Weird is honestly the only adjective that could describe how this all feels. I am also definitely sad. However, I do look forward to coming home and for the things that I have planned this summer. But at this moment it is hard to fully comprehend the reality of leaving Australia.

I'm really going to miss this campus and view.


I have heard so many people say that when you get back home you feel like you have changed, but not much at all changed back home. I can 100% see that being true. I am excited that two of my roommates studied abroad though so we can talk about it all.

I'm officially a senior! So weird to think. How fast my semester at Bond went but as well as college having only one more year left.

For SE Asia, I don't really know what to expect. I am excited. It's funny because my mom thinks that I am going to die, but the people that helped me plan my trip are saying like I'm going to have a blast and its beautiful and I'm going to love it. Haha two very different expectations.

Anyway, there isn't much that I would have done differently while here. I wish more people came alone rather than with friends or schools from home. I think that created a lot of separation between people and groups before even arriving. Other than that, I am so appreciative of how much I've been able to experience and see and loved my time in Australia.
It's crazy to think of how on edge I was about coming to Australia. I didn't really think about what my experience would be like much because it was so hard to even imagine Australia and life abroad. Before leaving people would ask me what day I was leaving and I would say the date as if it would never actually come. As if I wasn't actually leaving.

The days before I left I hung out with a lot of friends and family. I had so much fun and was so happy to be with everyone. I was in the moment and was so content with life and questioned why I was leaving. But the only reason why I was so in the moment was because there was such few days left until I was leaving. There wasn't anything but the idea of Australia to look forward to.
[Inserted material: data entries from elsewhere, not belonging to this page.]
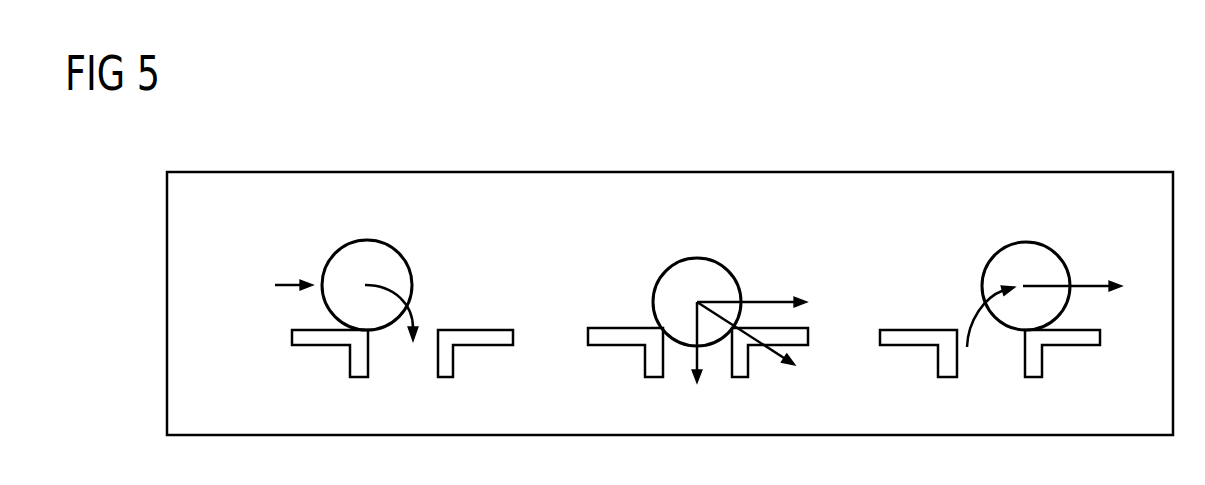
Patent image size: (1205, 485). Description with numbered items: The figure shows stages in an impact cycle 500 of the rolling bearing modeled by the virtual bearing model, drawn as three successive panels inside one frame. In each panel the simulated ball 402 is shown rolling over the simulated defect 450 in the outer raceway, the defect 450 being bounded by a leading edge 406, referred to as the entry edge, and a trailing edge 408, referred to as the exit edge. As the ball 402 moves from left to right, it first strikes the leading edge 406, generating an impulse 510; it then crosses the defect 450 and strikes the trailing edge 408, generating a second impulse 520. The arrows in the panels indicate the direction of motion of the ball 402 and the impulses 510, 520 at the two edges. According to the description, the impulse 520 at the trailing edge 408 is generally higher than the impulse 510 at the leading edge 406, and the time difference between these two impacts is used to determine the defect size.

The impact cycle 500 is at (862, 173).
The simulated ball 402 is at (398, 250).
The leading edge 406 is at (622, 359).
The trailing edge 408 is at (797, 397).
The simulated defect 450 is at (697, 361).
The impulse 510 is at (957, 330).
The impulse 520 is at (440, 330).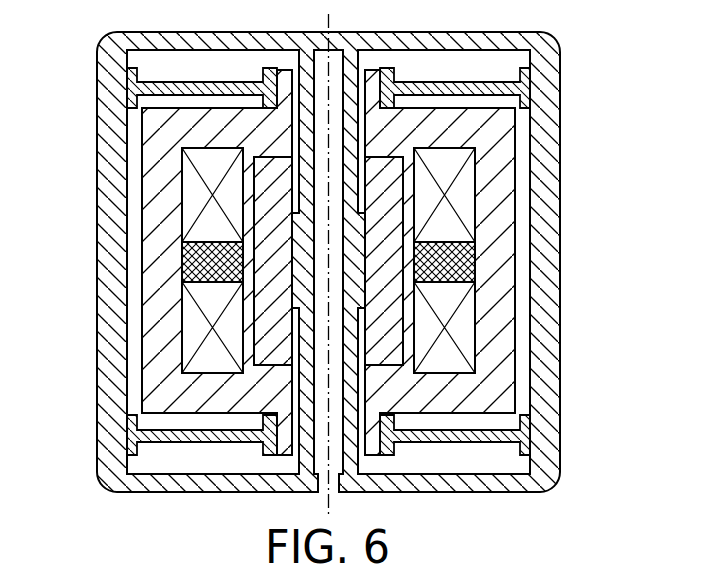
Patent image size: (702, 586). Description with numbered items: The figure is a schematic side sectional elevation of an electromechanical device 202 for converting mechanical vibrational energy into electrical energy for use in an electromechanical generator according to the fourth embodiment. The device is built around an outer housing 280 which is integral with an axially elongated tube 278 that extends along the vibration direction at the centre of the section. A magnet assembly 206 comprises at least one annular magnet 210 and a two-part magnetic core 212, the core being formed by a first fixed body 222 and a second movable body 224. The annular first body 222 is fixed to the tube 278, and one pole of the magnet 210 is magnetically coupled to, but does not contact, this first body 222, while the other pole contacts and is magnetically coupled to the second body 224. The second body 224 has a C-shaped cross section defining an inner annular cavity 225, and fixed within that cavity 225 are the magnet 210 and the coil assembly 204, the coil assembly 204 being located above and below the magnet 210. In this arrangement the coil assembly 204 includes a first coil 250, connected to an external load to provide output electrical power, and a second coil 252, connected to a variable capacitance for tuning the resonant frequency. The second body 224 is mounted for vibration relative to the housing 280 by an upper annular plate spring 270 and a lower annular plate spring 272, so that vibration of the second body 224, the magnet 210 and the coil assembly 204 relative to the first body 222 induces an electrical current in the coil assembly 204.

So I wanted to focus on the now and not think about leaving.
Looking back, I was beyond nervous to leave and to avoid the nerves I tried to not really even imagine being gone. It's like I put up a mental block. I knew I was going, but the concept was too large and I couldn't wrap my head around it. I thought I'd like studying abroad, and I knew I'd learn a lot, but didn't want to think about it much.
Now, I couldn't even imagine not studying abroad. To experience what I've experienced and becoming more independent are things that I wouldn't have gotten back home in the comfort of the familiar. I can't put into words how happy I am that I was able to study abroad and that I went through with it.

I look forward to bring what I've learned here, back home. I think I have a new perspective and appreciation for how fast time flies by and the importance of making the most of it.

Well, time to finish packing. See you all in 17 days.